André Villas-Boas refused to be drawn into a war of words with the man he replaced at Tottenham after Harry Redknapp was perceived to have mocked the Portuguese for failing to achieve success at Chelsea.
Redknapp was accused in some quarters of firing a sly jibe at Villas-Boas last week when, in response to a question about the likelihood of Rafael Benítez thriving at Stamford Bridge, he remarked: "You'd have to be a dope to mess it up with that group of players." Villas-Boas was sacked by Chelsea last year nine months into a three-year contract and his assistant, Roberto Di Matteo, took over and led the team to Champions League and FA Cup triumphs.

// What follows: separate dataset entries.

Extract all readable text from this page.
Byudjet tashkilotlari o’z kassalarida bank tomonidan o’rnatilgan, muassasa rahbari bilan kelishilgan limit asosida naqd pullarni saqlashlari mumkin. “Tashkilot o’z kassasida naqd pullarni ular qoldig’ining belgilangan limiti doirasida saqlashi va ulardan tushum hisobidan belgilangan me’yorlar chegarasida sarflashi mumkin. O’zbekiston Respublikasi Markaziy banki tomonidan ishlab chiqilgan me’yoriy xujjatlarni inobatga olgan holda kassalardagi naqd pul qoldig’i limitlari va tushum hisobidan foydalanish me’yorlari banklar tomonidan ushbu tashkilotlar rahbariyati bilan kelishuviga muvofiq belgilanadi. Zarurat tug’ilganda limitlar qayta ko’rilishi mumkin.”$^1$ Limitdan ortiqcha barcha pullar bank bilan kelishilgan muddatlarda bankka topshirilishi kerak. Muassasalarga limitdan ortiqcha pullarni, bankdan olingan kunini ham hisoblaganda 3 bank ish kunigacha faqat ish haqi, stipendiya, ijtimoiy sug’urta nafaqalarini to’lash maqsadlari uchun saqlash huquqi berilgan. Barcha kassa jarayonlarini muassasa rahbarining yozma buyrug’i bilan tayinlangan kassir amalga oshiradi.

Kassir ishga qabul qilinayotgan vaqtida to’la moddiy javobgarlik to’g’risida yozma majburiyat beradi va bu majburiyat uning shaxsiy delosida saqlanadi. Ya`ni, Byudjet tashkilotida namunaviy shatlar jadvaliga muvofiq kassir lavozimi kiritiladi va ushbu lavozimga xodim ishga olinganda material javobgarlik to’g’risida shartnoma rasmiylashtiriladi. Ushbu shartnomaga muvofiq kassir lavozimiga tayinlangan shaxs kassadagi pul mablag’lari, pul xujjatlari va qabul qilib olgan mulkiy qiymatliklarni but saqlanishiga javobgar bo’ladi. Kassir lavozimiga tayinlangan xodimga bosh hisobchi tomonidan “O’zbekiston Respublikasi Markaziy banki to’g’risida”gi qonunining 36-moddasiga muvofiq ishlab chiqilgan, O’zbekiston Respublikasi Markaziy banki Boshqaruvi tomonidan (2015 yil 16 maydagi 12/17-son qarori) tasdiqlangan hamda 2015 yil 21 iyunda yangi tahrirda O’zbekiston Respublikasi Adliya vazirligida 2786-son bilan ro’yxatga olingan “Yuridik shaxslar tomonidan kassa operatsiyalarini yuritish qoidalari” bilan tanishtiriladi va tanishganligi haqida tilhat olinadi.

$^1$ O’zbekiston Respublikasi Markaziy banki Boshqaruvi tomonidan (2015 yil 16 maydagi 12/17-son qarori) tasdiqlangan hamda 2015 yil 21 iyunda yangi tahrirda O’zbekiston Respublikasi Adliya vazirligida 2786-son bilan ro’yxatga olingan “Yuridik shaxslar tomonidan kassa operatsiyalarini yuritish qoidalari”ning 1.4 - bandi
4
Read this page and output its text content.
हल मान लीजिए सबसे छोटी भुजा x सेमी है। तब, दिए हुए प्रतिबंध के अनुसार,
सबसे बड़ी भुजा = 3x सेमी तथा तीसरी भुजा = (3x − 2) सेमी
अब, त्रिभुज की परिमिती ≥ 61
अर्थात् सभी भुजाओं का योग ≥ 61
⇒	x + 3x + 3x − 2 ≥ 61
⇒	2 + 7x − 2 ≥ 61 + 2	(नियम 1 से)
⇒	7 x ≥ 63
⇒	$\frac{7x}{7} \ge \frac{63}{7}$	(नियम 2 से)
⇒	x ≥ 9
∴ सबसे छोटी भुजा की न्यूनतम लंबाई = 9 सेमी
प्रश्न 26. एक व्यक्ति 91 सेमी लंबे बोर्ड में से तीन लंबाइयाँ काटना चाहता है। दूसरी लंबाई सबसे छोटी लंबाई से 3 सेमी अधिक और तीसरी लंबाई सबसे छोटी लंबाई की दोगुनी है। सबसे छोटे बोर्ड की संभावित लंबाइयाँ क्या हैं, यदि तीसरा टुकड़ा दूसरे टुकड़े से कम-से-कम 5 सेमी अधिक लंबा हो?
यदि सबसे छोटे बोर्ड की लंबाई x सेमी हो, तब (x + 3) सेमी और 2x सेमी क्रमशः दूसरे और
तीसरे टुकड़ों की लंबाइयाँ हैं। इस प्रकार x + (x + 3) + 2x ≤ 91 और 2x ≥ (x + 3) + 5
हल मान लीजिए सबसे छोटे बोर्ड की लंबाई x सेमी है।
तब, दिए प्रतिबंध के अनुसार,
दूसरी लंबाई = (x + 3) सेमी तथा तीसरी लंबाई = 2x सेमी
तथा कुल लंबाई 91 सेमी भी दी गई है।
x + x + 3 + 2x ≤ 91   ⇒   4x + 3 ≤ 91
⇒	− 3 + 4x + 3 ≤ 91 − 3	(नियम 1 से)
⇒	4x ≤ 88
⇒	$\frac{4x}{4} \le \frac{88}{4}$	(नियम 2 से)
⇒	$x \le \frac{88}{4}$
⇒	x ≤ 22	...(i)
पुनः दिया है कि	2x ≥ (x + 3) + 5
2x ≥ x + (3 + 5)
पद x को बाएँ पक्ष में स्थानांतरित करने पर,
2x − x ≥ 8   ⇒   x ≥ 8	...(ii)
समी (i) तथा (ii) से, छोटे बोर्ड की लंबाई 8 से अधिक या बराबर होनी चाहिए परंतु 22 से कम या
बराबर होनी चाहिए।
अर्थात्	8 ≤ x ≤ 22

Villas-Boas professed to being unruffled by Redknapp's remark, simply noting that the Queens Park Rangers manager is in no position to venture an opinion on the singular goings-on at Chelsea since he has never worked at that club. "Only when you manage it you can find out about it," said Tottenham's manager. "You have to be able to access a club like that to experience it. It's a different type of club and you have to experience it and survive it."
Villas-Boas said his reputation was dented by his stint at Stamford Bridge but believes he and Tottenham are poised to reach new heights. He is relishing the stability he has found at White Hart Lane – he took care not to contrast overtly that atmosphere with what he endured at Chelsea or, indeed, with the uncertainty that engulfed Tottenham last season when Redknapp refused to rule himself out of the running for the England job, a stance that was said to have annoyed the club's chairman, Daniel Levy, and contributed towards the decision to seek a new manager in the summer.
"That was a club decision and I can't really expand on the reasons for it," said Villas-Boas, who said he and his team are revelling in their unity of purpose. "Stability is always important," he said. "Even on the players' confidence, and they are the ones that make the difference. When they feel comfortable about their football, they do things better on the pitch and I think that is what they are doing now. Maybe that is why you see so many players feeling good about their football and playing extremely well."
Villas-Boas said that beyond shaking hands with Redknapp before previous matches, he has never so much as spoken to his predecessor.
The pair will come face to face at Loftus Road on Saturday when Tottenham will attempt to compound Redknapp's relegation fears and boost their own upward momentum.
The Portuguese labelled the match a must-win duel for his side given that Manchester City and Arsenal are playing against each other this weekend and Manchester United take on Liverpool. "What I want is for us to profit from a weekend where the top teams meet each other. It will be excellent for us if we can get Manchester City into this battle between ourselves, Chelsea, Arsenal and Everton. That is our objective, to shorten the gap to the top and open the gap to the teams who are below us."
The Tottenham manager said his club are unlikely to make any new signings this month even though Emmanuel Adebayor will leave for the Africa Cup of Nations after the QPR match, meaning he will miss between two and five matches.
Villas-Boas denied reports that the club is interested in the Montpellier midfielder Younès Belhanda. He admitted that he is an admirer of Internacional's striker Leandro Damião but said it is "extremely unlikely" that Tottenham will be able to do a deal for the Brazilian due to interest from richer clubs.